Ha admitido públicamente que abusó del canalleo y que anduvo sumergido en la "prosa gris". Usted, como Sabina, ¿lo niega todo?

(Risas) Soy un Sabina con Pedro Ximénez en la sangre, más dulzón. La vida del músico y de los entornos y los postconciertos, en esos ámbitos, es fácil perderse, pero a veces perderte te viene bien para encontrarte, aunque algunos desgraciadamente se queden por el camino, y casualmente los más sensibles y talentosos. Pero a mí me ha salvado el equilibrio de vida matrimonial y el ser padre. Estás demasiado solo cuando te bajas de un escenario y puedes refugiarte en tonterías.

Ha anunciado que va a publicar un poemario, ¿a quién le gustaría acercarse más, Bécquer o Lorca?

Estás mencionando a mis dos amores platónicos. Si se pudiesen unir, imagínate el cóctel. Lo que me gustaría sobre todo es no sentirme un intruso en un terreno que no es el mío. Soy un cantautor humilde que lleva 25 años escribiendo canciones, que ha escrito muchos éxitos... Últimamente me han hecho un encargo para componer una canción para La casa de Bernarda Alba, que verá la luz en el cine el año que viene, y es una de las obras emblemáticas de García Lorca.
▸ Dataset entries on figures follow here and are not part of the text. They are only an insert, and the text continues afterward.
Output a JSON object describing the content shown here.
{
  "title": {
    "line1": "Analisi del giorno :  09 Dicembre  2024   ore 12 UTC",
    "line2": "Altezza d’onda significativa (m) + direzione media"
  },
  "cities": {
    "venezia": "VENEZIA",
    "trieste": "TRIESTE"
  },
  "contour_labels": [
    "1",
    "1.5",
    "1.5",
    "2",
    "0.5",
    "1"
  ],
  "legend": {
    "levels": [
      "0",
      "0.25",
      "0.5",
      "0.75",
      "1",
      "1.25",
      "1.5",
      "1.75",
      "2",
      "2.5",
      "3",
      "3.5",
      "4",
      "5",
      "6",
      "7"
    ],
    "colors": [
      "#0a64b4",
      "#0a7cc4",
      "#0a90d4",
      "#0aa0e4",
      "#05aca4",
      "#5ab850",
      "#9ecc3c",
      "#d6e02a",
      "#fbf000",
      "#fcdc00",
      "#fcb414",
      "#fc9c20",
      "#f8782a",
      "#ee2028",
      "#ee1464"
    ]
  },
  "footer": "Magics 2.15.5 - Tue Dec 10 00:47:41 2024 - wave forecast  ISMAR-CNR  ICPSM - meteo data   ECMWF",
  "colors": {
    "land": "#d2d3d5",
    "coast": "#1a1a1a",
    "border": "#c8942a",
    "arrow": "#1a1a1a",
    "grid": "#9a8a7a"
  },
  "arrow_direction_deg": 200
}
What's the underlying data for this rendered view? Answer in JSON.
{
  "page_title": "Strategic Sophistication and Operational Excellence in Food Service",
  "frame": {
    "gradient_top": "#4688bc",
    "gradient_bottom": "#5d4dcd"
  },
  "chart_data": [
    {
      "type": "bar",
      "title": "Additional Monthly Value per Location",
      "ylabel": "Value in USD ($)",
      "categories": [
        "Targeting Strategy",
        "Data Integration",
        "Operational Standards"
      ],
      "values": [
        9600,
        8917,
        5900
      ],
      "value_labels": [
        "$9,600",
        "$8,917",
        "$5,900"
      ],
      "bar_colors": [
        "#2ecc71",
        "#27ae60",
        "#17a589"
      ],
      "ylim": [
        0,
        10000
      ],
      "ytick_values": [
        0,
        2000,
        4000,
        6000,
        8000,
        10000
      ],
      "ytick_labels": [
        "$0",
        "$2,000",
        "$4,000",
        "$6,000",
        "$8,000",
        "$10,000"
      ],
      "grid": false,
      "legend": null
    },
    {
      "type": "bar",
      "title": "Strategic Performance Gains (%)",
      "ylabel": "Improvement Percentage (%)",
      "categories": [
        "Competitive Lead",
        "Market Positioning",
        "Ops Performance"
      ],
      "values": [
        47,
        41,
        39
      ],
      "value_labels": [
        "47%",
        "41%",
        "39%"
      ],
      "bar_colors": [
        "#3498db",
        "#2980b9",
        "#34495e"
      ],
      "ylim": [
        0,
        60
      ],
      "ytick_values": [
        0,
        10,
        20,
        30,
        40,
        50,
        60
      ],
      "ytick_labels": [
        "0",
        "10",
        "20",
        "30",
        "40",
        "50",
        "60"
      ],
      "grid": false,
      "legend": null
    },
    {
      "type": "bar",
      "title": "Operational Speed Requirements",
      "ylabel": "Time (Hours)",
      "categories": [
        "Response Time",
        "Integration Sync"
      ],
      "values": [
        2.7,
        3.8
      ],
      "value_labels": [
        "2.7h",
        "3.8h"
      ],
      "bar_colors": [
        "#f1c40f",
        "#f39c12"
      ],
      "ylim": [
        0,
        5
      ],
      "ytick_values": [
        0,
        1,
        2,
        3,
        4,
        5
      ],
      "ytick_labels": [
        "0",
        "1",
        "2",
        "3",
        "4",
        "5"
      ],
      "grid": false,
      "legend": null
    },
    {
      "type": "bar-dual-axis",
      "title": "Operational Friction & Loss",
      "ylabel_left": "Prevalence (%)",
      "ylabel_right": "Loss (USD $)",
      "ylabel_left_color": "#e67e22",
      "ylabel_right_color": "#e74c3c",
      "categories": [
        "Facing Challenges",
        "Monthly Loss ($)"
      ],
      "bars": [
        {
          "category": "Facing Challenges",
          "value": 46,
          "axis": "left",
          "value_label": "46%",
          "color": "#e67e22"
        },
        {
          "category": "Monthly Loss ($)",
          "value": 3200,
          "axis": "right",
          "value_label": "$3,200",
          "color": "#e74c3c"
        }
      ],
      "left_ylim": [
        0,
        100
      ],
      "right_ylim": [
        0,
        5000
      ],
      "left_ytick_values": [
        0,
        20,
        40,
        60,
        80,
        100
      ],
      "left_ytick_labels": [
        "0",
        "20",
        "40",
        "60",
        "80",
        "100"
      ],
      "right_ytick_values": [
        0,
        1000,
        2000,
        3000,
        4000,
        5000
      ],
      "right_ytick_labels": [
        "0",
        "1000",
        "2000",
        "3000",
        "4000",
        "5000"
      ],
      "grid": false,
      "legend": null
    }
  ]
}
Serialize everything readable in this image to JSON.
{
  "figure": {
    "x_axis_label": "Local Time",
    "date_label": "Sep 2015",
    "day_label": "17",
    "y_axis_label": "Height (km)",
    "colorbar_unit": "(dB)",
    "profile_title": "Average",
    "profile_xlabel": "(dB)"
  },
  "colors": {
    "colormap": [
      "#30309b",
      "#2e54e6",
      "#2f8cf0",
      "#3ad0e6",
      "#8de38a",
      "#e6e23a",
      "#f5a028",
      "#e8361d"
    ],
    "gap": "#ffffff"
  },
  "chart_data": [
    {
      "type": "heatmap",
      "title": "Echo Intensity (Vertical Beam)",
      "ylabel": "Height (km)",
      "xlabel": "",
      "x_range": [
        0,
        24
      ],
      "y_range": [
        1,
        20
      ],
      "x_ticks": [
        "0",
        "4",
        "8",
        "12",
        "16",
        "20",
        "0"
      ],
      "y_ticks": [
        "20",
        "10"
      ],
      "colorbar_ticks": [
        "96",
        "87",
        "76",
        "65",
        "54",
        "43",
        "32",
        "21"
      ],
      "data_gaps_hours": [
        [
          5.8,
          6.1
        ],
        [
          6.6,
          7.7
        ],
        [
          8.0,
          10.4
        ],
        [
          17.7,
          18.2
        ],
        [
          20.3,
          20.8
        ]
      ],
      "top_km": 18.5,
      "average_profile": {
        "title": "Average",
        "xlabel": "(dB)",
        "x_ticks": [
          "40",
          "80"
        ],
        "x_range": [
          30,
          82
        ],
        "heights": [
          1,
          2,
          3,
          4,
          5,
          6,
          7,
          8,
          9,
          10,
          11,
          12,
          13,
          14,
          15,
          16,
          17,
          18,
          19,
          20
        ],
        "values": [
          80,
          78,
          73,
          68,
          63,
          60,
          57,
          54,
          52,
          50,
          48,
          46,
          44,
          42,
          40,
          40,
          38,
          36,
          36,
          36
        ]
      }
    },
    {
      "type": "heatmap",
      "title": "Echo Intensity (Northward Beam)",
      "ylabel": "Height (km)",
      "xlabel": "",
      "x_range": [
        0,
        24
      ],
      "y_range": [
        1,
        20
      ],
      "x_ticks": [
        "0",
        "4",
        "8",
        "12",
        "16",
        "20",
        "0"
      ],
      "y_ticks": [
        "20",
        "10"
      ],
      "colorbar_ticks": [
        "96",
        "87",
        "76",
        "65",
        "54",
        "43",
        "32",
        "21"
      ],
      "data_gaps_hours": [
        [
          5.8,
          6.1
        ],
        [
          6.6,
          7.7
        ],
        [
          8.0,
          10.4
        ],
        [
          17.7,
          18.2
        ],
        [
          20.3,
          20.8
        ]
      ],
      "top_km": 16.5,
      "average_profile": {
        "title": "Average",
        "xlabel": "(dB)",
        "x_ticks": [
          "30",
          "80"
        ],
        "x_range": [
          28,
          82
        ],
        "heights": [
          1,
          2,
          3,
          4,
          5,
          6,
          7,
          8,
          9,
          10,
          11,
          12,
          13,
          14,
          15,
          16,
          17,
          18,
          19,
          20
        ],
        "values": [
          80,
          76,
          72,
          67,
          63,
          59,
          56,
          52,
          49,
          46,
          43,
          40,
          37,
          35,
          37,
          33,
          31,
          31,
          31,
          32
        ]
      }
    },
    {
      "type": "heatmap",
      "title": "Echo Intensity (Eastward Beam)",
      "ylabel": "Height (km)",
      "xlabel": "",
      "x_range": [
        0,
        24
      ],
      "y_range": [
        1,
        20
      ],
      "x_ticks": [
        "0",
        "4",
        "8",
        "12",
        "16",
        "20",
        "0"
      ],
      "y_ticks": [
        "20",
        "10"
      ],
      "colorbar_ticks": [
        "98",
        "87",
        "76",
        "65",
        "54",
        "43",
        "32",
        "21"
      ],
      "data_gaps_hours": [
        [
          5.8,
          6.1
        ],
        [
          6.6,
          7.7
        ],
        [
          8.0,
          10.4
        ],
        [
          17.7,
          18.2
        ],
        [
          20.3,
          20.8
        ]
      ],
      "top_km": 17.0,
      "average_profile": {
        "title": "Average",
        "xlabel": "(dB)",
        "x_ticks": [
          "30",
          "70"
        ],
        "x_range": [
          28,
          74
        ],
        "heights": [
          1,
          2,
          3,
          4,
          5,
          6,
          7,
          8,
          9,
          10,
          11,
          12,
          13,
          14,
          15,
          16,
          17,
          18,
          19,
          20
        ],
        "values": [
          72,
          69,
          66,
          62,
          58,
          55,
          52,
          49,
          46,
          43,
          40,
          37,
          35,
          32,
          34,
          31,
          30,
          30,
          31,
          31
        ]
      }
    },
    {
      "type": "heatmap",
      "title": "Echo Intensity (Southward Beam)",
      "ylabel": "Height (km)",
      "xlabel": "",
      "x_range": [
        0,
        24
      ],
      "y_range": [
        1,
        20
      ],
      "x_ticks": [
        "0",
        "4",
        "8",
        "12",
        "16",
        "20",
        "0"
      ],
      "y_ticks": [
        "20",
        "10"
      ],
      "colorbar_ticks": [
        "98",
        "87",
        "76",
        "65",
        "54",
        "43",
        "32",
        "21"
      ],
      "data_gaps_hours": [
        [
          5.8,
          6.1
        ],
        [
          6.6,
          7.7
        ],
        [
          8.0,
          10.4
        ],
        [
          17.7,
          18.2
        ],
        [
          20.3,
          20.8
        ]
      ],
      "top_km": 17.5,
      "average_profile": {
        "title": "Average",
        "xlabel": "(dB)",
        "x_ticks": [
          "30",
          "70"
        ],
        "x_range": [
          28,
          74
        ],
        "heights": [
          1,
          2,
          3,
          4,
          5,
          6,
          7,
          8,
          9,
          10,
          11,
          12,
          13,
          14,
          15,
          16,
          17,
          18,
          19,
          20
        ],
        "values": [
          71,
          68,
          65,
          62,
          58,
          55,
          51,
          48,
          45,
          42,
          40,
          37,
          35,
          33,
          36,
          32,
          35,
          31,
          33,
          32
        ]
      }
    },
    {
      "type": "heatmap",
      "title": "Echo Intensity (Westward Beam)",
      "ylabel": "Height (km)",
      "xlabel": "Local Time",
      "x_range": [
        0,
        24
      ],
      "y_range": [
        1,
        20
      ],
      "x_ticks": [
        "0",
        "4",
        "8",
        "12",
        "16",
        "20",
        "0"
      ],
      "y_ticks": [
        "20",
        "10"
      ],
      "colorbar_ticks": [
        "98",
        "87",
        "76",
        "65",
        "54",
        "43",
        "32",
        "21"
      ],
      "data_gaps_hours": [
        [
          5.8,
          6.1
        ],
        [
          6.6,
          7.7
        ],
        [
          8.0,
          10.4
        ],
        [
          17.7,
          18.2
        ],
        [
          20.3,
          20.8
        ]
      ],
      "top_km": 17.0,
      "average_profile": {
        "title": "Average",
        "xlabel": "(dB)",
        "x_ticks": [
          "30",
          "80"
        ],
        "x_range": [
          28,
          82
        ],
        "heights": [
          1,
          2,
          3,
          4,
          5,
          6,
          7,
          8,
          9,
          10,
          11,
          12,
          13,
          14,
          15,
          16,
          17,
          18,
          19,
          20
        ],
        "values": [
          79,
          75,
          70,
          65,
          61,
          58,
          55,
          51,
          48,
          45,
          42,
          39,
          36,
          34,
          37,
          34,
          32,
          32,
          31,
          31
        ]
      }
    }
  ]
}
Pues yo con ese encargo soy más feliz que siendo número 1 en las radio fórmulas.

¿Por qué motivo se metería en camisa de once varas en las redes sociales?

Si te digo la verdad, la conversación que se mantiene en la barra de un bar, con cuatro copas o tres cervezas, no se puede extrapolar a las redes sociales. Con lo cual, la primera opinión y ese calentón es mejor enfriarlo en tu intimidad, sin subirte al pedastal de tu pantalla digital y precipitarte. Cuando ves que están diciendo barbaridades o hay insultos personales, te puedes calentar, pero al final es una pena que esta nube de cuatro gatos cree tanta polémica cuando la mayoría del que te sigue o le da a un me gusta es libre de hacerlo. A veces descifras hasta dónde puede llegar la mente humana, cómo se puede faltar tanto el respeto, pero lo mejor es no hacerle caso, enfriarlo y meterlo en el congelador de que todo te resbale. Cuando yo empecé con la música no existía nada de esto, yo me mojaba con mis colegas, en la furgoneta, en un camerino... Exponer todo tan libremente en las redes sociales creo que es un error tanto para el que lo expone como el que se siente aludido. Es una pena que nos pueda tanto nuestro lado Caín. Sobre eso va el poemario, sobre las ideologías de la raza humana que te crean cortocircuitos y te llevan a plasmar o imaginar cosas que, con sensatez y coherencia, no harías.